Lightweight

I’m pretty sure that o****** should be used, but stuck on permission for reading.
I need a hint - this binary should be run from other script/program? or directly?

Finally rooted the box, all you need is in this thread. For popping a root shell, if you can read then you can write! Happy to provide hints for anyone stuck.

Hi!
Rooted, but actually didn’t get what is happening when the creds of ld****ser2 are exposed. What is causing this? which process? Does someone know?

Rooted this machine if anyone need help feel free to pm :slight_smile:

can not capure any thing with **dum. Can any one help me with the command ?

Anyone can pm me for initial user, im kinda stuck (have some data from t****p but do not know how to use it, or if it is a deep hole i dig for myself :frowning: Thanks!

Thanks to @samsepi0l and @Nofix for hints, it was not so easy as i thought and im glad to help anyone im PM.
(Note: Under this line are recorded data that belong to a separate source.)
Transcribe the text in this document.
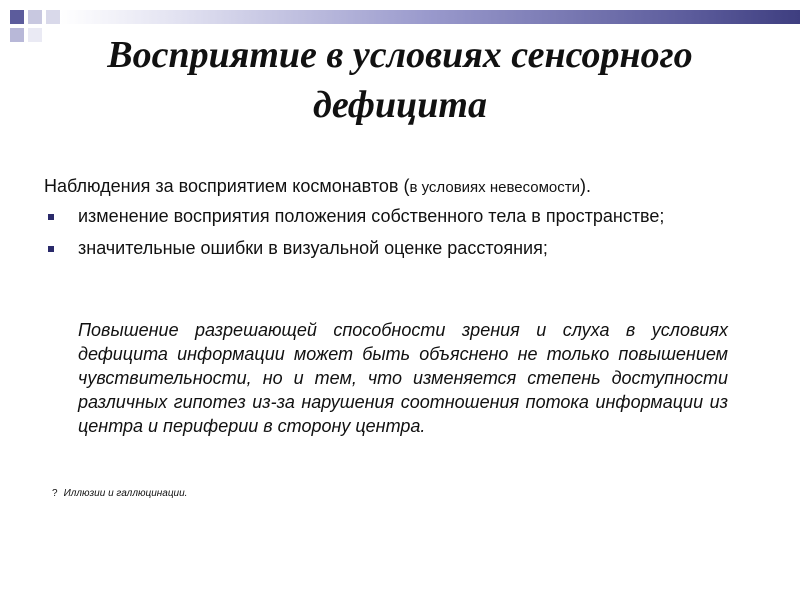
Восприятие в условиях сенсорного дефицита

Наблюдения за восприятием космонавтов (в условиях невесомости).

изменение восприятия положения собственного тела в пространстве;
значительные ошибки в визуальной оценке расстояния;

Повышение разрешающей способности зрения и слуха в условиях дефицита информации может быть объяснено не только повышением чувствительности, но и тем, что изменяется степень доступности различных гипотез из-за нарушения соотношения потока информации из центра и периферии в сторону центра.

? Иллюзии и галлюцинации.
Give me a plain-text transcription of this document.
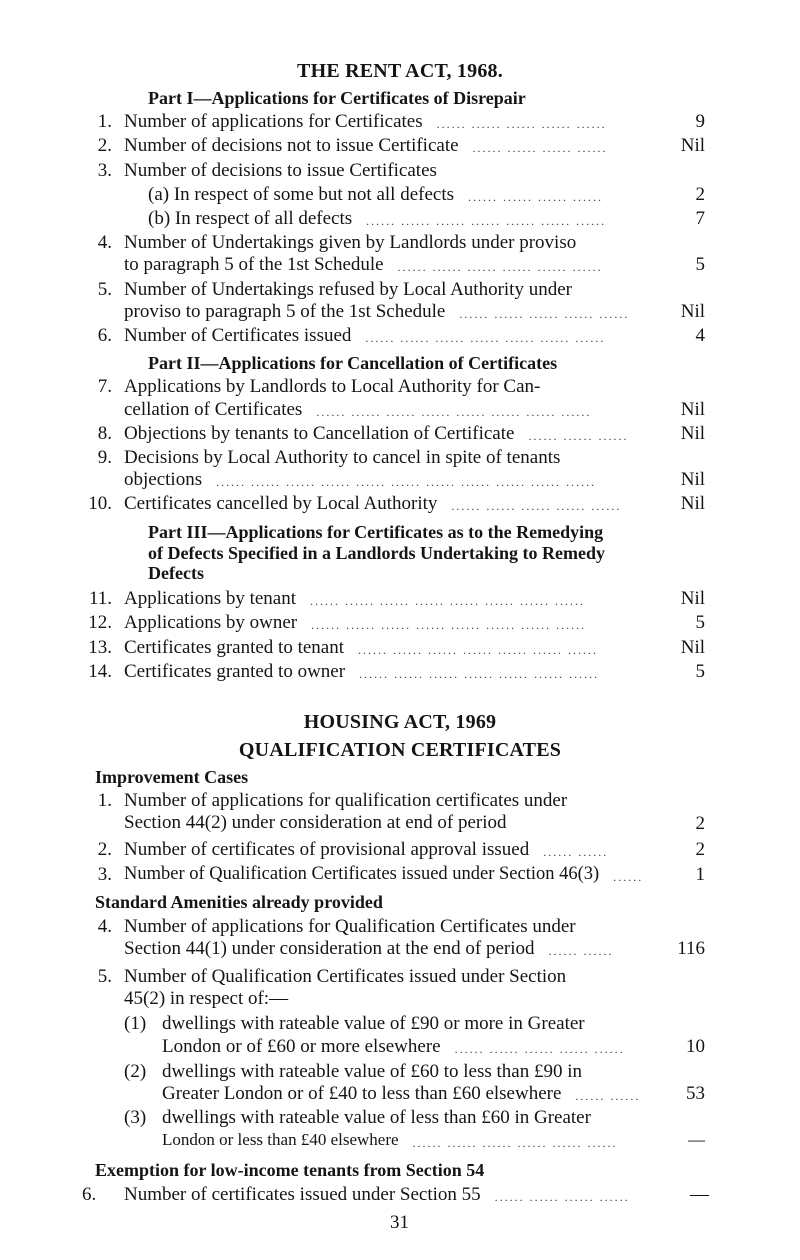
THE RENT ACT, 1968.
Part I—Applications for Certificates of Disrepair
1. Number of applications for Certificates	9
2. Number of decisions not to issue Certificate	Nil
3. Number of decisions to issue Certificates
(a) In respect of some but not all defects	2
(b) In respect of all defects	7
4. Number of Undertakings given by Landlords under proviso
to paragraph 5 of the 1st Schedule	5
5. Number of Undertakings refused by Local Authority under
proviso to paragraph 5 of the 1st Schedule	Nil
6. Number of Certificates issued	4
Part II—Applications for Cancellation of Certificates
7. Applications by Landlords to Local Authority for Can-
cellation of Certificates	Nil
8. Objections by tenants to Cancellation of Certificate	Nil
9. Decisions by Local Authority to cancel in spite of tenants
objections	Nil
10. Certificates cancelled by Local Authority	Nil
Part III—Applications for Certificates as to the Remedying
of Defects Specified in a Landlords Undertaking to Remedy
Defects
11. Applications by tenant	Nil
12. Applications by owner	5
13. Certificates granted to tenant	Nil
14. Certificates granted to owner	5
HOUSING ACT, 1969
QUALIFICATION CERTIFICATES
Improvement Cases
1. Number of applications for qualification certificates under
Section 44(2) under consideration at end of period	2
2. Number of certificates of provisional approval issued	2
3. Number of Qualification Certificates issued under Section 46(3)	1
Standard Amenities already provided
4. Number of applications for Qualification Certificates under
Section 44(1) under consideration at the end of period	116
5. Number of Qualification Certificates issued under Section
45(2) in respect of:—
(1) dwellings with rateable value of £90 or more in Greater
London or of £60 or more elsewhere	10
(2) dwellings with rateable value of £60 to less than £90 in
Greater London or of £40 to less than £60 elsewhere	53
(3) dwellings with rateable value of less than £60 in Greater
London or less than £40 elsewhere	—
Exemption for low-income tenants from Section 54
6. Number of certificates issued under Section 55	—
31
...... ...... ...... ......
...... ...... ...... ...... ......
...... ...... ...... ......
...... ...... ...... ......
...... ...... ...... ...... ...... ...... ......
...... ...... ...... ...... ...... ......
...... ...... ...... ...... ......
...... ...... ...... ...... ...... ...... ......
...... ...... ...... ...... ...... ...... ...... ......
...... ...... ......
...... ...... ...... ...... ...... ...... ...... ...... ...... ...... ......
...... ...... ...... ...... ......
...... ...... ...... ...... ...... ...... ...... ......
...... ...... ...... ...... ...... ...... ...... ......
...... ...... ...... ...... ...... ...... ......
...... ...... ...... ...... ...... ...... ......
...... ......
......
...... ......
...... ...... ...... ...... ......
...... ......
...... ...... ...... ...... ...... ......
Any hint about what to do to trigger t*****p on a specific port? I tried navigating on the web, launching features of the web,…

MP me.

Some (hopefully) non spoiler-y comments for anyone stuck.

Initial foothold - Check the simplest thing you could possibly do on a fresh box.

User:

  • Take a moment and listen to the box, particularly when you look at something that loads slower than expected.
  • Do not over-complicate once you’ve heard something - the answer is in front you.
  • Do not attempt to SSH with your answer (refused to work for me at least), there’s a very common way to change user from your foothold.
  • I couldn’t directly move any files between the box and my machine. @waspy comment on page 6 definitely works.

Elevation:

  • As others have mentioned - something is more capable than it should be.
  • When running the above explicitly write every filepath; do not be lazy or it won’t work!
  • If you don’t know what filepath you’re after, check out the end of any of IppSec’s Youtube videos, you’ll find what you need.

I’m a scrub but happy to take on PMs if needed.

rooted :slight_smile: learned alot from this box

rooted. learned a lot, thanks, if u need help, tell me.

Can someone PM a hint for root flag? I got access to both users, got access to the zip but clueless on what to do now. Not getting much wiser reading about capabilities

I could use a nudge. Only got the initial ssh and a couple sha512 hashes. t*****p gives me nothing useful :confused:
edit1: got it, cheers @clmtn

Would anyone be able to provide a hint for User? Like @sanre initial query I am unsure on how to get the information I need using t*****p

EDIT: Reached l*******1, now to figure out root…
EDIT2: Rooted, Thanks for the advise folks!

finally got root but still got some questions on why something worked the way it worked

PM would be nice

Anyone able to help with escalating from the first user? I’ve ran the tp but am getting the same information that I got from the n script. I’ve tried using {***}* to login as well as the full hashes, but no luck.

EDIT: Nevermind, make sure you listen in the right places! :confounded:
EDIT 2: Rooted… paths are important!

Finally rooted this box and learned about capabilities :slight_smile:
Special thanks to @sanre for taking the time to explain about linux capabilities.

I’m stuck on the last step for privesc.

I think I know what binary to use from the last user to get access to the flag, but I’ve been staring at man pages and playing with the program for the past hour or two and can’t get anything other than ‘permission denied’ errors for the file I want access to.

can anyone explain to me why jxplorer is so ludicrously slow, while shelldap is lightning quick? I feel like part of it is that jxplorer is a gui, but that just can’t make that big of a difference.

Can anyone help? I’ve been stuck on this for days now, trying to get user. I have run tp while querying a million different things, have found the hashes, but nothing more than the output of the actual query. I’ve read the entire RFC and the documentation of all l and s* commands. Any nudge would be appreciated, this is driving me mad.